About the self-training dataset, you can train CutLER on any dataset you specify. But you must let the model know which dataset/split to work on by changing the command accordingly.

@frank-xwang Sorry maybe my question is not clear.
i have split the dataset 80% and 20% in coco format and register as training and val dataset. For the command below, it is only for training dataset, should I also change to val dataset to generate pseudo labels as well? Just want to confirm this.

python maskcut.py
--vit-arch base --patch-size 8
--tau 0.15 --fixed_size 480 --N 3
--num-folder-per-job 1000 --job-index 0
--dataset-path /path/to/dataset/traindir
--out-dir /path/to/save/annotations \

XuDong Frank Wang · Answer 3 · Tue Apr 11 2023 00:40:22 GMT+0800 (China Standard Time)
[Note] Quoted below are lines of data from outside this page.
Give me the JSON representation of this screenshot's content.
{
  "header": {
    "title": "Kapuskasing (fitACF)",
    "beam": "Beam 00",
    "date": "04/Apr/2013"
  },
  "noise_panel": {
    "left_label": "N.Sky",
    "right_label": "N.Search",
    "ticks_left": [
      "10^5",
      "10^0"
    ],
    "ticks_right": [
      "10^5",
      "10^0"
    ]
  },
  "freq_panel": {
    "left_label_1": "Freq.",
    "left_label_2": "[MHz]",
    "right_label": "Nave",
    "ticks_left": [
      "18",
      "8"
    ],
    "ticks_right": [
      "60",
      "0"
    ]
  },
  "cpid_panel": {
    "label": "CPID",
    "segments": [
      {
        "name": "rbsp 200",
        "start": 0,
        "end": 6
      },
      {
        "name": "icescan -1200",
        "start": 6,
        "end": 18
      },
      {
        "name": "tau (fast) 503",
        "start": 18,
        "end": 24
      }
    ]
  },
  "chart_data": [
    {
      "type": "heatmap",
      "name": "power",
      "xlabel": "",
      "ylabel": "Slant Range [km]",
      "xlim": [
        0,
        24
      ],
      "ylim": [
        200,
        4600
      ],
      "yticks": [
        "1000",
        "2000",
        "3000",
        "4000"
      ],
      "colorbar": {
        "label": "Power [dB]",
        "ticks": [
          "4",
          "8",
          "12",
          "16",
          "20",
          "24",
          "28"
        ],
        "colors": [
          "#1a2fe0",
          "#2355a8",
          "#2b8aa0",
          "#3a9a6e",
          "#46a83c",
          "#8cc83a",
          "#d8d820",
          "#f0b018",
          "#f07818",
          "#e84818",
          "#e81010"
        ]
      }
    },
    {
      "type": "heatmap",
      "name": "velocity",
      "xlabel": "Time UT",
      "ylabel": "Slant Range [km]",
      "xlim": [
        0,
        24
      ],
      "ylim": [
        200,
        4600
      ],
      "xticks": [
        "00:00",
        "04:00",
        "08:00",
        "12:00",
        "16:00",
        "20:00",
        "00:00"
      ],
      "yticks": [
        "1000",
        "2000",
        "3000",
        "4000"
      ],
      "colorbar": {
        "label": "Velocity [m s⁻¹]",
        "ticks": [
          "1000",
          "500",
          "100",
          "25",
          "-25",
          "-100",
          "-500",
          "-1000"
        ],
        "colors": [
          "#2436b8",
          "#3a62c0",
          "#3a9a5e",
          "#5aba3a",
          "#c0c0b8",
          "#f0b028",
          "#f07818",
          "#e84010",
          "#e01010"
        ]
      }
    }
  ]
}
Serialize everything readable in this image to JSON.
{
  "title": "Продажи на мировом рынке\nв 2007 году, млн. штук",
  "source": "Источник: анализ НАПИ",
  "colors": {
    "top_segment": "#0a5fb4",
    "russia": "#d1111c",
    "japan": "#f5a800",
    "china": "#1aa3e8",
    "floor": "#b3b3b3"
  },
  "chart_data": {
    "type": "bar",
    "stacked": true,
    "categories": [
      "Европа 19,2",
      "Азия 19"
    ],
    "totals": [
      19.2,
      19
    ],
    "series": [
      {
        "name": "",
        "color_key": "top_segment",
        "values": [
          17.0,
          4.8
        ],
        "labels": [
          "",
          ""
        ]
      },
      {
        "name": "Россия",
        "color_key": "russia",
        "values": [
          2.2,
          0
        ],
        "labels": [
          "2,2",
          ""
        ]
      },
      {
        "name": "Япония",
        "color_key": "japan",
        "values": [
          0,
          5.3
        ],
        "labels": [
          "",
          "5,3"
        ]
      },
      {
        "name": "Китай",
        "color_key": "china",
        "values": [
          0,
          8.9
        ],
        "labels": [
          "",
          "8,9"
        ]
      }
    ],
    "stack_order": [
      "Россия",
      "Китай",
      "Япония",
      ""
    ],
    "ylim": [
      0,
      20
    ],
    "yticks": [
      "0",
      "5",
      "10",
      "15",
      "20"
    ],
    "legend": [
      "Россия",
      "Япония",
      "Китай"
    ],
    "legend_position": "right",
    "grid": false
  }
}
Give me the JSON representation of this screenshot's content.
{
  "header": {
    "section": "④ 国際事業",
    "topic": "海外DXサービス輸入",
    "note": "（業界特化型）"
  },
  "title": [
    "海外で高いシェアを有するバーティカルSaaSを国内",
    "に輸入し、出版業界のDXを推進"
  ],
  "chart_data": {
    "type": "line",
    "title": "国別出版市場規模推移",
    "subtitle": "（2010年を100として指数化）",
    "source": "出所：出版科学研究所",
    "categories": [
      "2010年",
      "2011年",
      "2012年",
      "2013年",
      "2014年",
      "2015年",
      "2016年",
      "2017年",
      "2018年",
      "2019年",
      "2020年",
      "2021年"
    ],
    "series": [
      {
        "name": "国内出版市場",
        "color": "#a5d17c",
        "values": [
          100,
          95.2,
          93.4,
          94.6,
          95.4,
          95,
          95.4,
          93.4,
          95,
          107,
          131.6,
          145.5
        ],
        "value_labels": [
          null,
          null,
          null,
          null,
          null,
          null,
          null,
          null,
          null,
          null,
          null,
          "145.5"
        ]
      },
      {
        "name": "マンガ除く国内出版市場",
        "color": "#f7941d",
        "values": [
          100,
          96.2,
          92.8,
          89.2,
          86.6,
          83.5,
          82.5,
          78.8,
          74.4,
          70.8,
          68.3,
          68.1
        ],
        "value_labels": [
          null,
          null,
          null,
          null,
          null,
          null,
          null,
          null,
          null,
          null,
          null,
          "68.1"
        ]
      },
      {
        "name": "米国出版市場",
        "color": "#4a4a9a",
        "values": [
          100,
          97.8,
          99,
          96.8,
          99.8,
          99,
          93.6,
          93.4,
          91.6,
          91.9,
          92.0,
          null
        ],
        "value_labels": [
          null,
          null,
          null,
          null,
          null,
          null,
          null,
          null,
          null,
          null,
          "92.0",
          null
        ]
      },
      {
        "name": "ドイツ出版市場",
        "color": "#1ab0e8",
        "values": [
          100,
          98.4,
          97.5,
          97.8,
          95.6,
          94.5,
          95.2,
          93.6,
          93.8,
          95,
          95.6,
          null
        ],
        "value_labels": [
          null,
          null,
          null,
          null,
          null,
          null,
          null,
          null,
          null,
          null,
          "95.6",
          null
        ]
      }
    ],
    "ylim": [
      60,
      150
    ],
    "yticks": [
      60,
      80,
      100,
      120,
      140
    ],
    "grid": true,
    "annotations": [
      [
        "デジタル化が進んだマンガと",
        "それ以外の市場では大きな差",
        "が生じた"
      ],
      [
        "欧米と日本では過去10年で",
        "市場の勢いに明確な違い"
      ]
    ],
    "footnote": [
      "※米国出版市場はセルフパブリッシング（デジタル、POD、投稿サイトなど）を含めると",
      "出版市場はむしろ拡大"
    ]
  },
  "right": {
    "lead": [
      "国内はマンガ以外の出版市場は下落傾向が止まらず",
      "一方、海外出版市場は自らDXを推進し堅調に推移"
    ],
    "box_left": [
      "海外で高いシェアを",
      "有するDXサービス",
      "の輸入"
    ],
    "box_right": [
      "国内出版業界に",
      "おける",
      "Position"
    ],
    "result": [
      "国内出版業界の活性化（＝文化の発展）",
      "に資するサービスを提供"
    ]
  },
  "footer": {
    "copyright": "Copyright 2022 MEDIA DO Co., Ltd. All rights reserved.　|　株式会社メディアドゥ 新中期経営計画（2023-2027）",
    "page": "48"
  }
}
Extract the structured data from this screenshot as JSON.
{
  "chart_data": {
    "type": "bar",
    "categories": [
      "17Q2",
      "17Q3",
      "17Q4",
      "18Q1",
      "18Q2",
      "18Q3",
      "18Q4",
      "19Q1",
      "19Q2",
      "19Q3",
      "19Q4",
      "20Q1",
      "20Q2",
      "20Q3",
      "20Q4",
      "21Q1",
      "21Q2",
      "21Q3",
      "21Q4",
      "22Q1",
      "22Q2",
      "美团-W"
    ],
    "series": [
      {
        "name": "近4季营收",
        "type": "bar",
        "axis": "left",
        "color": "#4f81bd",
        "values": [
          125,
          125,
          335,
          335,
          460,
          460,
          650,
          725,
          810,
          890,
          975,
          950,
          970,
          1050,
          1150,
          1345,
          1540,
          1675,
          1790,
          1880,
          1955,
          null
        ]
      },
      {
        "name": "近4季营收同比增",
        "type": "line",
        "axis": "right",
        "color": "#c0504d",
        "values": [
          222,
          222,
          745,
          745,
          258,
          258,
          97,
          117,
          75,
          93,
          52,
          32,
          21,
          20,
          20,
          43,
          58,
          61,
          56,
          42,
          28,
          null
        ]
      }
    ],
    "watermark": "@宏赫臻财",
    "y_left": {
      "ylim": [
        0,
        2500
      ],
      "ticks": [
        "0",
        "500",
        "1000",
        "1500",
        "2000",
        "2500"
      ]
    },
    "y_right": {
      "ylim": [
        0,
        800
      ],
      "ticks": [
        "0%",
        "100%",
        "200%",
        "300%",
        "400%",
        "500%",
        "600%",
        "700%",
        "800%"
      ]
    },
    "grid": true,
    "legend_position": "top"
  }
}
If you plan to use pseudo-masks for your validation dataset, then it is necessary to provide the path to the dataset that contains the validation split using the "--dataset-path" argument.

BO LI · Answer 4 · Tue Apr 11 2023 03:57:13 GMT+0800 (China Standard Time)

If you plan to use pseudo-masks for your validation dataset, then it is necessary to provide the path to the dataset that contains the validation split using the "--dataset-path" argument.

@frank-xwang My understanding is firstly use the whole imaging dataset to generate the pseudo masks. After that the dataset can be splits into training and validation like 80% and 20% as the inputs of the phase 2 training. Could you please confirm if this is correct?

XuDong Frank Wang · Answer 5 · Wed Apr 12 2023 13:13:33 GMT+0800 (China Standard Time)

No, for self-training, we still utilize 100% of the data. Our experimental setup is: using all ImageNet data as the training set and evaluates the model's performance on 11 different detection datasets to demonstrate zero-shot unsupervised learning.

XuDong Frank Wang · Answer 6 · Fri Apr 14 2023 23:56:27 GMT+0800 (China Standard Time)

Closing it now, please feel free to reopen it if you have further questions.